Oireachtas Joint and Select Committees
Wednesday, 19 June 2019
Seanad Committee on the Withdrawal of the United Kingdom from the European Union
Engagement with the Central Bank of Ireland
Dr. Mark Cassidy:
Every question is extremely important and relevant. I will group them and provide the baseline by providing what the Chairman asked for in our overall macro estimates if the no-deal scenario materialises. I will then move on to some of the questions about particular regions, sectors and issues such as, for example, the land bridge and how it might impact in different parts of the economy. There were questions about the property market and how the Central Bank's rules might play a role in that regard. There was a question about what might happen if a deal was agreed, as well as the potential opportunities and risks for the multinational sector in the tightening economy in such a scenario. I will pass on to Ms Fitzgerald some of the questions about the financial system, including some of the ones about our political influence. We can only speak about our influence at European fora, but Ms Fitzgerald will also discuss issues related to new firms in the financial sector coming here. If there are issues that have been overlooked, I will try to address them.

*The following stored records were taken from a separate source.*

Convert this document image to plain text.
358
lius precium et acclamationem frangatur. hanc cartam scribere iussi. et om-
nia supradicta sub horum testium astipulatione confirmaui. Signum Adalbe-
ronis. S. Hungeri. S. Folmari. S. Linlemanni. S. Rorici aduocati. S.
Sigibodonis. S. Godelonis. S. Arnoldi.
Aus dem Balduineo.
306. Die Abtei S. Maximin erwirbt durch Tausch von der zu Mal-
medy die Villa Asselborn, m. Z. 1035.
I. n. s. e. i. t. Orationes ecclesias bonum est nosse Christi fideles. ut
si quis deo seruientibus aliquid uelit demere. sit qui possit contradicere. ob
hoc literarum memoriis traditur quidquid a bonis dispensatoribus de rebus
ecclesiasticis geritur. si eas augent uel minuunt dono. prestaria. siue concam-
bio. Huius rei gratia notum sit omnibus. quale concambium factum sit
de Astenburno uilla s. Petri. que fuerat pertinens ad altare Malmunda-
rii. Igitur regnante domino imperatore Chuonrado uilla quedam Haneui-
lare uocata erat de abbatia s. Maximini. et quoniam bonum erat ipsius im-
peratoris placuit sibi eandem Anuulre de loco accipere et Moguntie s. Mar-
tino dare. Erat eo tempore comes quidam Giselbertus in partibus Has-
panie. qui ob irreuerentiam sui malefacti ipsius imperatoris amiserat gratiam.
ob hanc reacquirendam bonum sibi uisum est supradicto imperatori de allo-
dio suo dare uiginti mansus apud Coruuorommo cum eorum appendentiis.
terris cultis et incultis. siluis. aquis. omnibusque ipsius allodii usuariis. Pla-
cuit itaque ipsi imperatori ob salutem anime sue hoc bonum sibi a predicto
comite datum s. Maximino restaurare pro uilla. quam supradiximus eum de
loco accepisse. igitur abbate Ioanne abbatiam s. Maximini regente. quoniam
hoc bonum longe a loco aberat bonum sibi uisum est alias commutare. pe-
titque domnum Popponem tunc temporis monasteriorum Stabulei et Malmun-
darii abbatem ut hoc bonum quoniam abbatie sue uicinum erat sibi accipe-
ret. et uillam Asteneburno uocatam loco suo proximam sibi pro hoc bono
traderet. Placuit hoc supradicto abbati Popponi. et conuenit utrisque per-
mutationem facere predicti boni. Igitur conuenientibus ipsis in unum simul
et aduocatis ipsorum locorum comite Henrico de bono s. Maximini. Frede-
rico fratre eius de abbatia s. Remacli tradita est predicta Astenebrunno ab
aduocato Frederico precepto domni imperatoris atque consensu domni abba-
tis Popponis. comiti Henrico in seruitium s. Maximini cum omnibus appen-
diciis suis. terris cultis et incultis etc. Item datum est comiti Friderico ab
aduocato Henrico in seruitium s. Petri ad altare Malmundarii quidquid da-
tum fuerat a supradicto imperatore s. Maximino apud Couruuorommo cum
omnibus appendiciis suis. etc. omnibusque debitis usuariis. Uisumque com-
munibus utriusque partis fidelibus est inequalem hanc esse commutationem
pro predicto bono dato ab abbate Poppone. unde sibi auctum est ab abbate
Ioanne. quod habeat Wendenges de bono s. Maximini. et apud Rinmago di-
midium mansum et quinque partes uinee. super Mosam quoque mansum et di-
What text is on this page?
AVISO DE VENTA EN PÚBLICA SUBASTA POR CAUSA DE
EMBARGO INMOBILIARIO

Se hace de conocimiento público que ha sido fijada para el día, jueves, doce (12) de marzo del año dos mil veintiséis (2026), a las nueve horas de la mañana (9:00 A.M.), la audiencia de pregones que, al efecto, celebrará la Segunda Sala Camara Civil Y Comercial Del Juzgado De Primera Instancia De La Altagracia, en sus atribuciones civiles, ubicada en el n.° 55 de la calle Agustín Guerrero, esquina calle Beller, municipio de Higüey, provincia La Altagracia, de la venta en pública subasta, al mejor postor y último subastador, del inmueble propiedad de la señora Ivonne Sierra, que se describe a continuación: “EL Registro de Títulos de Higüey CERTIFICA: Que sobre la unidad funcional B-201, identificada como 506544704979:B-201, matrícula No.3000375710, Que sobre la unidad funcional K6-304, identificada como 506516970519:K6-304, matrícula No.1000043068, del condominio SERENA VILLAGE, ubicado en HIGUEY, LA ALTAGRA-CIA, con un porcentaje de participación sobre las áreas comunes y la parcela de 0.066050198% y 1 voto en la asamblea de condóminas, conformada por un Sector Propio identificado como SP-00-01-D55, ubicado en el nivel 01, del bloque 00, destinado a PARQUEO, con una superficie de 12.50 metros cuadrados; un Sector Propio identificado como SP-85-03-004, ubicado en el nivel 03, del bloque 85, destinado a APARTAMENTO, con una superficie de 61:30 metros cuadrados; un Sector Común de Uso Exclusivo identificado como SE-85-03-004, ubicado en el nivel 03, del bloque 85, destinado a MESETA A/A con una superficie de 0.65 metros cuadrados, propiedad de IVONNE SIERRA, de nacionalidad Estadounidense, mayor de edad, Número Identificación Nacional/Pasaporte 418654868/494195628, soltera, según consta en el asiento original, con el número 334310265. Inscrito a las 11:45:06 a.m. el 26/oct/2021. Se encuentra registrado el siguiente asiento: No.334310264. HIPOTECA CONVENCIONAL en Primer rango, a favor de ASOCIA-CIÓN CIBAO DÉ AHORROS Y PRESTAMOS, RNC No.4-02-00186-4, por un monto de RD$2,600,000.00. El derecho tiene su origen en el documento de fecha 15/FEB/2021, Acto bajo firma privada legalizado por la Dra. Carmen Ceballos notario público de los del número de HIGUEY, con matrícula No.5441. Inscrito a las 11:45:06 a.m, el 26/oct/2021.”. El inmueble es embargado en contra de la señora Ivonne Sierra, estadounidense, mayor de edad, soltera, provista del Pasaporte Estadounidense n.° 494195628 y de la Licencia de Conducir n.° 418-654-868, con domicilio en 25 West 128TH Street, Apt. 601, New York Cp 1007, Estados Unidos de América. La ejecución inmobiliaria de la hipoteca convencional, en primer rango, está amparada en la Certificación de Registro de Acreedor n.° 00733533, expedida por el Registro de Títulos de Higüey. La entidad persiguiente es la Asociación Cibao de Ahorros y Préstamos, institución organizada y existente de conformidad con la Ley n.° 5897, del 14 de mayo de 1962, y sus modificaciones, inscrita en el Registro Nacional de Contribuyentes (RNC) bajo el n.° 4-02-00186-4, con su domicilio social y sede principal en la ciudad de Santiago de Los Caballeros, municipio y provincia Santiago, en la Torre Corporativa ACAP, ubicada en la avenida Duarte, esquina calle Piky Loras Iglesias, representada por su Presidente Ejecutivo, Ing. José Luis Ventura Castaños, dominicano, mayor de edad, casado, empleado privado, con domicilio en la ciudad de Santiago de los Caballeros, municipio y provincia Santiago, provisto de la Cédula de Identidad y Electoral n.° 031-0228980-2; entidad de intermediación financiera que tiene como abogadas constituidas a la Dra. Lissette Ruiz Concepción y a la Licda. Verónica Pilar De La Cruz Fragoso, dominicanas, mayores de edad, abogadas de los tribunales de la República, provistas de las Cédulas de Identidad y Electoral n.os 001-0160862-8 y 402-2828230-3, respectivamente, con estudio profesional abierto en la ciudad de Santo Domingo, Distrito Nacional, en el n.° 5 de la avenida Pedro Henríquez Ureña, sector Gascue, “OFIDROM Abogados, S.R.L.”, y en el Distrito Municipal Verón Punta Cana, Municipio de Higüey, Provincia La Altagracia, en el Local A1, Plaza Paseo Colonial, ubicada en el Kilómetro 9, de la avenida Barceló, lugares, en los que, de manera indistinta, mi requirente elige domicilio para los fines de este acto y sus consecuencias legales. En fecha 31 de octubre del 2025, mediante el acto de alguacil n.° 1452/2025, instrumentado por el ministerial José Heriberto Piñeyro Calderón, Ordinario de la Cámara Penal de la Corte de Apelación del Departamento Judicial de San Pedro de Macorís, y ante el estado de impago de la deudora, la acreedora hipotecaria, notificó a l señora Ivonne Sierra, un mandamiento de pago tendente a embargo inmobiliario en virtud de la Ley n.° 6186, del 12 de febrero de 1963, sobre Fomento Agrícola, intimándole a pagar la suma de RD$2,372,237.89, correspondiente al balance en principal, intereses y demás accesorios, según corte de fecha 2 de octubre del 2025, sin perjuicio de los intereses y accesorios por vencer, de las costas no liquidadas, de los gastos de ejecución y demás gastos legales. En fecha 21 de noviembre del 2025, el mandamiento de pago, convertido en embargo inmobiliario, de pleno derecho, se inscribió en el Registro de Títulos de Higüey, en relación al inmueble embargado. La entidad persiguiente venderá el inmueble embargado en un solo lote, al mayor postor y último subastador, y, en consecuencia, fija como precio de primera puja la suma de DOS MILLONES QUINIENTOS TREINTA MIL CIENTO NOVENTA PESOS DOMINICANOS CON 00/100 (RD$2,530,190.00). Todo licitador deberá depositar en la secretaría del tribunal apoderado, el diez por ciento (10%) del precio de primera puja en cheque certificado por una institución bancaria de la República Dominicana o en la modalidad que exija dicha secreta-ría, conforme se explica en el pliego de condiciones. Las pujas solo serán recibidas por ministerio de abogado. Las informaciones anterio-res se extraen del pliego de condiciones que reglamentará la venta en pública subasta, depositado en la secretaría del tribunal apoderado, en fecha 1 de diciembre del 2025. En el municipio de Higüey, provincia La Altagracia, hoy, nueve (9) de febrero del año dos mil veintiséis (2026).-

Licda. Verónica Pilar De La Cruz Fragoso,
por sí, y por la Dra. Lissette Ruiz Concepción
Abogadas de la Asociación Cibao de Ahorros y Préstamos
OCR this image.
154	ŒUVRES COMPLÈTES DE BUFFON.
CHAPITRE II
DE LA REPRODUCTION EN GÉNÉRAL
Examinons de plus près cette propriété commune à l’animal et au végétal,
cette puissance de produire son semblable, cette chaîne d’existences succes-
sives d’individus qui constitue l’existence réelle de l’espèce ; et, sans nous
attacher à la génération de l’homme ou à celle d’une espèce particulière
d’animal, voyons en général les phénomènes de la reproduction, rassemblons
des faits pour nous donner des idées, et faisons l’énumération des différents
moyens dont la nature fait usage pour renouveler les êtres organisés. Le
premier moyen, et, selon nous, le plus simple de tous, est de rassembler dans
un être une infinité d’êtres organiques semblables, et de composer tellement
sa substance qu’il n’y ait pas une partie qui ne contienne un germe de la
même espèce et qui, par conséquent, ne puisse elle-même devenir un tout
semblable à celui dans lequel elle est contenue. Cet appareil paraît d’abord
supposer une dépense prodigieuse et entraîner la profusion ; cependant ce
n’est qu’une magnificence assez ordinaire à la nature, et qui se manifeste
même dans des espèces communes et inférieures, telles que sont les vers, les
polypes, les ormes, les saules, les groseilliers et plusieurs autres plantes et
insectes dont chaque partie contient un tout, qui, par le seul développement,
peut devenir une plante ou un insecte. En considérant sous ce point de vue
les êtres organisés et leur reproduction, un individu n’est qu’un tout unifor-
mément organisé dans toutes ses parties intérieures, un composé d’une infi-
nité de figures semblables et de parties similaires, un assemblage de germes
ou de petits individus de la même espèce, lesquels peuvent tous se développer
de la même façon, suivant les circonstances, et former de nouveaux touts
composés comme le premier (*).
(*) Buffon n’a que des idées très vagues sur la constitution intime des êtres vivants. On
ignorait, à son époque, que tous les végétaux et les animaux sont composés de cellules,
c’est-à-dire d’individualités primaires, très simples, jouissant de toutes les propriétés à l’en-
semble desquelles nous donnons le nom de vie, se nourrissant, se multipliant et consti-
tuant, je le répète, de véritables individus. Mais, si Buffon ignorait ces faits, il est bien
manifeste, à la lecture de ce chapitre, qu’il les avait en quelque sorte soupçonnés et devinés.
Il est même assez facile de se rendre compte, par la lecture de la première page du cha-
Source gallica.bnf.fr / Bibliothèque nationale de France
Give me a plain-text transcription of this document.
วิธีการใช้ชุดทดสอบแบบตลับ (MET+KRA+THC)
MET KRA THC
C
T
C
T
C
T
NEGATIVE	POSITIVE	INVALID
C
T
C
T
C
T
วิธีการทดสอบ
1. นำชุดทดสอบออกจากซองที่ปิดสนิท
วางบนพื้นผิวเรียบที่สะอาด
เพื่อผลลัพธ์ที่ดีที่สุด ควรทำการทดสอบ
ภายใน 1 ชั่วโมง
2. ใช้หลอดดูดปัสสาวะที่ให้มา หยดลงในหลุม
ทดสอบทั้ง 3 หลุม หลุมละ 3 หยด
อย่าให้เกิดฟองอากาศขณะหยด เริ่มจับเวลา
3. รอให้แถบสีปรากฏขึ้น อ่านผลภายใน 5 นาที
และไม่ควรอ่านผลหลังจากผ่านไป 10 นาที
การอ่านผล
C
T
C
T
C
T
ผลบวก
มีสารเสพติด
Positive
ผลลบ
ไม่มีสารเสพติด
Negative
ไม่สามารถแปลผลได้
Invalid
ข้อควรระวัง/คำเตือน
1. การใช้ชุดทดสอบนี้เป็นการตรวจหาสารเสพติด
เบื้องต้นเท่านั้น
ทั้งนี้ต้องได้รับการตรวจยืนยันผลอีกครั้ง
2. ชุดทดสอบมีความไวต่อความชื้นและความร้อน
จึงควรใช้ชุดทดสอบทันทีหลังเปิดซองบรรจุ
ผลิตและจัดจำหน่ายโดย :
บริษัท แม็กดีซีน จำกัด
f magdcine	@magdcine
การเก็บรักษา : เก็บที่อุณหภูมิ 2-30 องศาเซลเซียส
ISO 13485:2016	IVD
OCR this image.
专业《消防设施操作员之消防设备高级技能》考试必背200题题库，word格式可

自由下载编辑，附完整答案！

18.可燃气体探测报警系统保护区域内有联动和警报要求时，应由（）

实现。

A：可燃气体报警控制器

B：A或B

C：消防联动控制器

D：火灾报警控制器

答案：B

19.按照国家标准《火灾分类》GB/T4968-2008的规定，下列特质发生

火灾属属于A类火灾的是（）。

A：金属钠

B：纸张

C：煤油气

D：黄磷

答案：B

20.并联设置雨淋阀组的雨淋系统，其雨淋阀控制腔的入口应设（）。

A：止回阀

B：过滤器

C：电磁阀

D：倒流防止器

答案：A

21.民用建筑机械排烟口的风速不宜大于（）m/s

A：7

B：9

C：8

I will give more detail of what we think might happen in the event that there is a no-deal Brexit. We distinguish between scenarios in which some deal can be agreed to. In that case, of course, there will be a transition period until the end of 2020. There will be no material, immediate negative effect on the economy and there will be much more time for the economy to adjust. The effects are material but probably manageable and spread in the medium term. If a deal can be agreed to, similar to the withdrawal agreement, we would still expect strong economic growth in the short term, as per our central forecast. On the negative impact, compared to a situation where there had been no Brexit, in the medium term we would expect output to be around 1.75% less. There would be just under 20,000 fewer jobs. It is important to emphasise that this is in the context of positive growth elsewhere in the economy. Therefore, we would still expect the economy to grow in the medium term.
Most importantly, we think the effects would be materially worse in the event that there was no deal. They would be front-loaded in the sense that we would see most of the negative effects immediately.
The reason is that one would have a very sharp immediate downturn in the UK economy, as scenarios produced by the Bank of England show. In addition, one would have tariffs on Irish exports and imports imposed from day one and those tariffs would be extremely high, in particular, for the food and agriculture sectors. One would also have immediate disruptions, whether regulatory checks or increased documentary compliance, and all the forms of additional bureaucracy and delays in moving goods into and out of the country. These would have material effects.
A couple of questions were asked about the economy's preparedness. Evidence shows that the fact that the economy is not yet fully prepared, in particular small and medium-sized enterprises but also elements of the trading infrastructure, means that the most negative effects from what are known as non-tariff barriers tend to be felt immediately. Over time, the economy and businesses become better able to adjust to these new procedures but the immediate impact can be disruptive. The disorderly no-deal scenario could knock four percentage points of economic growth in the first year alone. To put that in context, we expect economic growth of approximately 4.25% this year and slightly more than 3.5% next year. We would still expect some modest positive growth in respect of a no-deal scenario but essentially it would knock off almost all growth in the first couple of years. The effect over the medium term would be that output would be a little over 6% lower in a no-deal Brexit scenario and there would be approximately 110,000 fewer jobs compared with a scenario in which Brexit did not take place. The effects are immediate.